When I was fourteen years old, I had a dream my grandfather's best friend Bob died. I felt very disturbed by the realness of the dream and told my mother. Two days later, my she told me my grandfather's best friend Bob had a heart attack and died suddenly. A year later, I was at a party with some friends when I suddenly had the strongest urge to leave. I told my friend, "We need to leave. Right now!" And we did. The next morning, my friend called and told me that the party got busted just after we left and we barely missed an experience with law enforcement. A few years later, I had a dream that my boyfriend (who was on the other side of the country at the time) had been unfaithful. Only a few days later, I got home and learned he had been with someone else only days before I got home, coincidentally with a woman who had the exact same name as the person in my dream.
This trend of prophetic dreams has continued for all of my life, becoming more frequent and accurate over the years, even providing such detailed information as friend's pregnancies, people moving, and at one point, information about friend who had gone missing and whose body was never recovered. Usually I dream about other people and things happening in their lives. Occasionally, dreams are about my life and direct messages for me. When my dear friend and aunt Janet passed way, our connection remained just as strong. One spring, Janet came to me dream and told me my dog Lady, who was almost 15 at the time, would make it through the fourth of July, but not long after that. As it worked out, Lady got sick on Janet's birthday in early August and passed away peacefully two days later. I also dreamt about my son for over two years before he landed in my womb. (Separate story/blog.)
Just recently, I had a very interesting dream involving time travel. I have seen others time travel in my dreams, but this was the first time I have ever experienced it for myself. I went back to the year 1994 and my childhood home. The house was filled with family and friends, including my aunt Janet. When I saw Janet I tried to tell her I was from the future but she already knew. She hushed me and asked me to 'just be there'. As she and my grandfather have shown me in previous dreams, for whatever frustrating reason, I'm not allowed to ask questions about the afterlife. I think that acknowledging the reality of their death takes me out of higher awareness and and into limited thinking. In essence, talking about their death makes my mind go 'This isn't real and the message can't be trusted' when time and time again they have shown me that their spirits are real and their messages can be trusted. I equate it to the thinking that seeing the tip of an iceberg is all where the iceberg exists, or actress Debra Monk states in the 2014 film This Is Where I Leave You, "It would be a terrible mistake to go through life thinking that people are the sum total of what you see."
What I learned from my brief time travel was that EVERYTHING in my life had to happen exactly as it did for this moment to be exactly as it is. If I changed even one thing it would affect how things played out. Even one slightest change could have affected if I got Lady for example.
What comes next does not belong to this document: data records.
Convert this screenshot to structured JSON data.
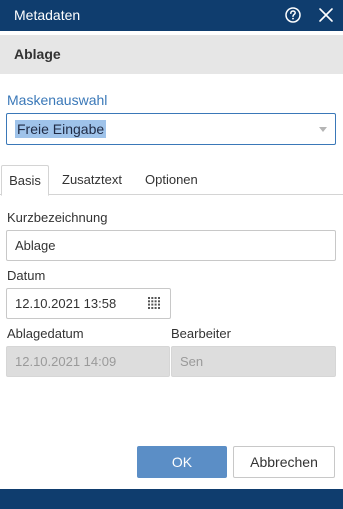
{
  "window": {
    "title": "Metadaten",
    "help_icon": "help-circle-icon",
    "close_icon": "close-icon"
  },
  "section": {
    "title": "Ablage"
  },
  "mask": {
    "label": "Maskenauswahl",
    "selected": "Freie Eingabe"
  },
  "tabs": [
    {
      "label": "Basis",
      "active": true
    },
    {
      "label": "Zusatztext",
      "active": false
    },
    {
      "label": "Optionen",
      "active": false
    }
  ],
  "fields": {
    "kurzbezeichnung": {
      "label": "Kurzbezeichnung",
      "value": "Ablage"
    },
    "datum": {
      "label": "Datum",
      "value": "12.10.2021 13:58",
      "icon": "calendar-icon"
    },
    "ablagedatum": {
      "label": "Ablagedatum",
      "value": "12.10.2021 14:09",
      "disabled": true
    },
    "bearbeiter": {
      "label": "Bearbeiter",
      "value": "Sen",
      "disabled": true
    }
  },
  "buttons": {
    "ok": "OK",
    "cancel": "Abbrechen"
  },
  "colors": {
    "titlebar": "#0f3d6e",
    "accent": "#3a78b8",
    "primary_button": "#5b8ec6",
    "selection": "#9fc3ea",
    "disabled_field": "#dddddd"
  }
}
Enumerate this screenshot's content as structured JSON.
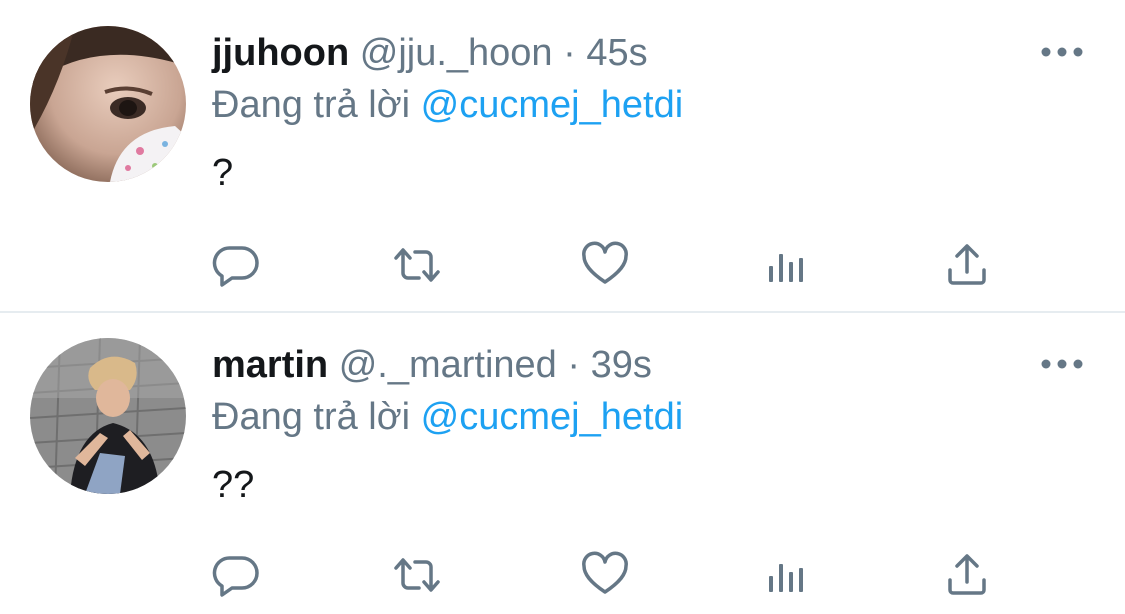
{
  "colors": {
    "name": "#14171a",
    "muted": "#657786",
    "mention": "#1da1f2",
    "divider": "#e6ecf0",
    "icon": "#657786"
  },
  "tweets": [
    {
      "name": "jjuhoon",
      "handle": "@jju._hoon",
      "separator": "·",
      "time": "45s",
      "reply_prefix": "Đang trả lời",
      "reply_to": "@cucmej_hetdi",
      "text": "?"
    },
    {
      "name": "martin",
      "handle": "@._martined",
      "separator": "·",
      "time": "39s",
      "reply_prefix": "Đang trả lời",
      "reply_to": "@cucmej_hetdi",
      "text": "??"
    }
  ],
  "icons": {
    "reply": "speech-bubble-icon",
    "retweet": "retweet-arrows-icon",
    "like": "heart-icon",
    "stats": "bar-chart-icon",
    "share": "share-upload-icon",
    "more": "ellipsis-icon"
  }
}
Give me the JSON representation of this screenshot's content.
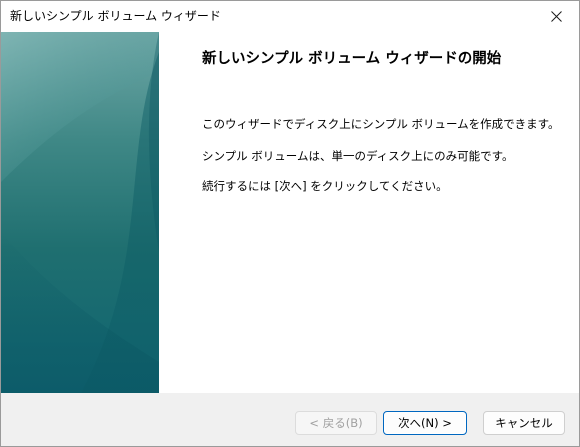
{
  "window": {
    "title": "新しいシンプル ボリューム ウィザード"
  },
  "content": {
    "heading": "新しいシンプル ボリューム ウィザードの開始",
    "paragraphs": [
      "このウィザードでディスク上にシンプル ボリュームを作成できます。",
      "シンプル ボリュームは、単一のディスク上にのみ可能です。",
      "続行するには [次へ] をクリックしてください。"
    ]
  },
  "buttons": {
    "back": {
      "label": "< 戻る(B)",
      "enabled": false
    },
    "next": {
      "label": "次へ(N) >",
      "enabled": true
    },
    "cancel": {
      "label": "キャンセル",
      "enabled": true
    }
  },
  "colors": {
    "side_panel_top": "#6fa7a6",
    "side_panel_bottom": "#0f6471",
    "default_button_border": "#0067c0",
    "footer_background": "#f0f0f0"
  },
  "icons": {
    "close": "close-icon"
  }
}
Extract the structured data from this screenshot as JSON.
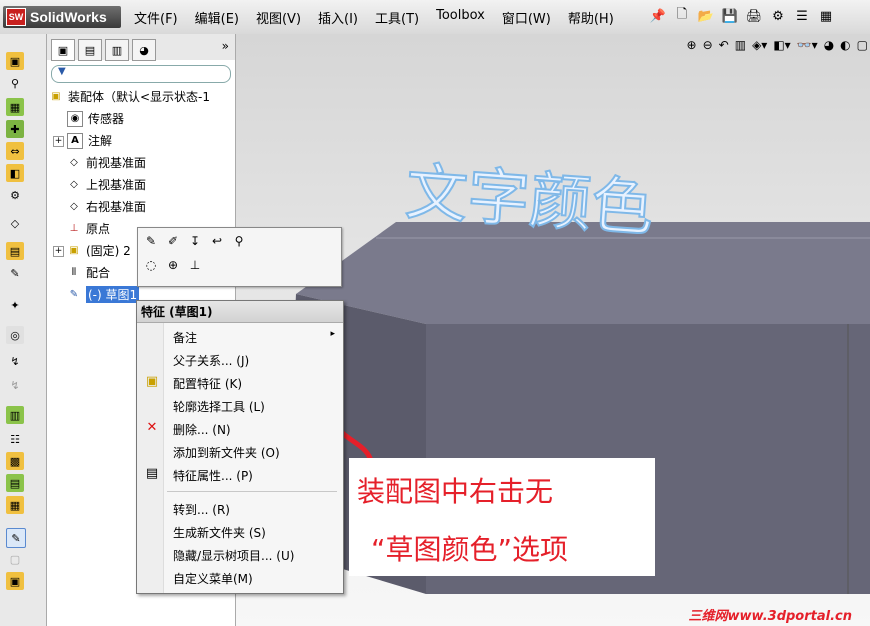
{
  "app": {
    "logo_text": "SolidWorks"
  },
  "menu": [
    "文件(F)",
    "编辑(E)",
    "视图(V)",
    "插入(I)",
    "工具(T)",
    "Toolbox",
    "窗口(W)",
    "帮助(H)"
  ],
  "tree": {
    "root": "装配体（默认<显示状态-1",
    "items": [
      "传感器",
      "注解",
      "前视基准面",
      "上视基准面",
      "右视基准面",
      "原点",
      "(固定) 2",
      "配合",
      "(-) 草图1"
    ]
  },
  "viewport": {
    "model_text": "文字颜色"
  },
  "context_menu": {
    "header": "特征 (草图1)",
    "items": [
      "备注",
      "父子关系... (J)",
      "配置特征 (K)",
      "轮廓选择工具 (L)",
      "删除... (N)",
      "添加到新文件夹 (O)",
      "特征属性... (P)",
      "转到... (R)",
      "生成新文件夹 (S)",
      "隐藏/显示树项目... (U)",
      "自定义菜单(M)"
    ]
  },
  "annotation": {
    "line1": "装配图中右击无",
    "line2": "“草图颜色”选项"
  },
  "watermark": "三维网www.3dportal.cn",
  "colors": {
    "annotation_red": "#e5202a",
    "model_text_blue": "#7fb8e8",
    "selected_item": "#3a78d6"
  }
}
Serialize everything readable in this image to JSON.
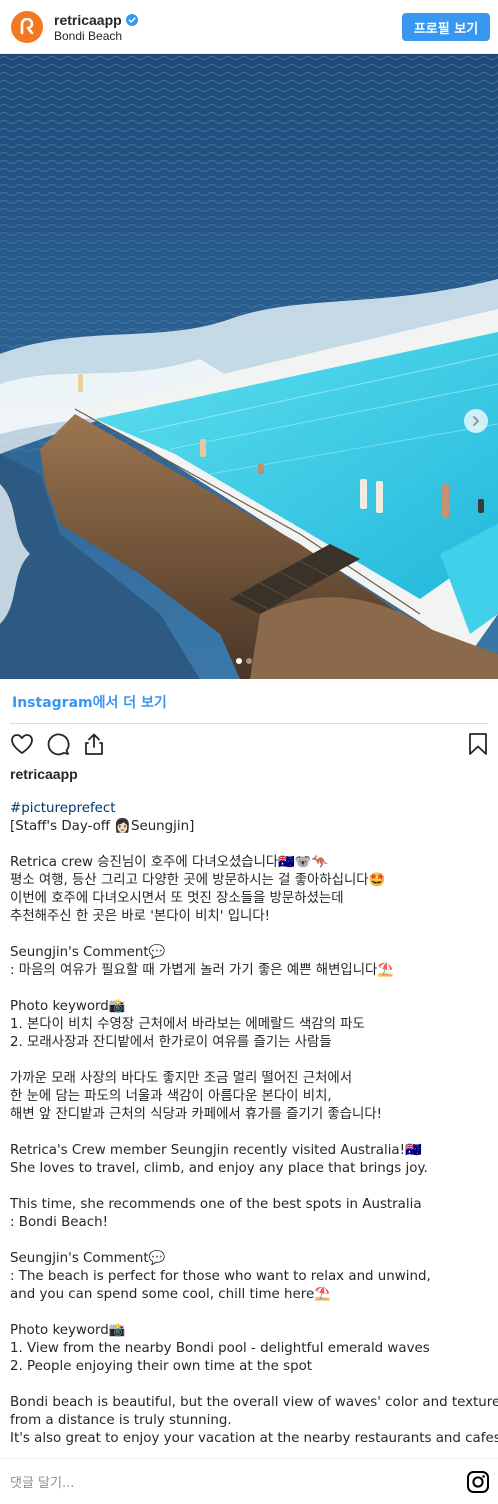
{
  "header": {
    "username": "retricaapp",
    "location": "Bondi Beach",
    "view_profile_label": "프로필 보기"
  },
  "photo": {
    "alt": "Bondi Icebergs pool by the ocean",
    "slide_count": 2,
    "active_slide": 1
  },
  "see_more_label": "Instagram에서 더 보기",
  "post": {
    "username": "retricaapp"
  },
  "caption": {
    "lines": [
      "#pictureprefect",
      "[Staff's Day-off 👩🏻Seungjin]",
      "",
      "Retrica crew 승진님이 호주에 다녀오셨습니다🇦🇺🐨🦘",
      "평소 여행, 등산 그리고 다양한 곳에 방문하시는 걸 좋아하십니다🤩",
      "이번에 호주에 다녀오시면서 또 멋진 장소들을 방문하셨는데",
      "추천해주신 한 곳은 바로 '본다이 비치' 입니다!",
      "",
      "Seungjin's Comment💬",
      ": 마음의 여유가 필요할 때 가볍게 놀러 가기 좋은 예쁜 해변입니다⛱️",
      "",
      "Photo keyword📸",
      "1. 본다이 비치 수영장 근처에서 바라보는 에메랄드 색감의 파도",
      "2. 모래사장과 잔디밭에서 한가로이 여유를 즐기는 사람들",
      "",
      "가까운 모래 사장의 바다도 좋지만 조금 멀리 떨어진 근처에서",
      "한 눈에 담는 파도의 너울과 색감이 아름다운 본다이 비치,",
      "해변 앞 잔디밭과 근처의 식당과 카페에서 휴가를 즐기기 좋습니다!",
      "",
      "Retrica's Crew member Seungjin recently visited Australia!🇦🇺",
      "She loves to travel, climb, and enjoy any place that brings joy.",
      "",
      "This time, she recommends one of the best spots in Australia",
      ": Bondi Beach!",
      "",
      "Seungjin's Comment💬",
      ": The beach is perfect for those who want to relax and unwind,",
      "and you can spend some cool, chill time here⛱️",
      "",
      "Photo keyword📸",
      "1. View from the nearby Bondi pool - delightful emerald waves",
      "2. People enjoying their own time at the spot",
      "",
      "Bondi beach is beautiful, but the overall view of waves' color and textures",
      "from a distance is truly stunning.",
      "It's also great to enjoy your vacation at the nearby restaurants and cafes!"
    ]
  },
  "comment": {
    "placeholder": "댓글 달기..."
  },
  "colors": {
    "accent": "#3897f0",
    "brand": "#f2791f",
    "hashtag": "#00376b"
  }
}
In that dream they showed me that I could change my future by going back in time, but I don't want to change today. Thus, I no longer want to go back in time and change anything. Nothing! No wallowing in past mistakes, no more should haves, and no more regretting things I said or did. From this moment on, it's only about using any experience to make better decisions. It's not about changing the past. This dream came at the perfect timing because the last few months I've been doing reflect work on conversations I wish I'd handled differently. Now, I see there is nothing I want to change from the past because this moment wouldn't exist. And while I can look back, it's only for the purpose of seeing and enjoying that moment in my memory as it was, perfect and whole. And for the worst moments in our lives (like betrayal, violence inflicted on us, or the loss of someone we loved) those moments are necessary at least. This isn't to say that I look back on everything with fondness, but I realize now that changing anything, even the worst moments, would mean I don't get THIS moment. The second gift of this time travel was coming to the understanding that I can trust myself and my judgment with every single decision I make, at the time I make it. Because even when my mind says otherwise, I know I'm only seeing the tip of the iceberg.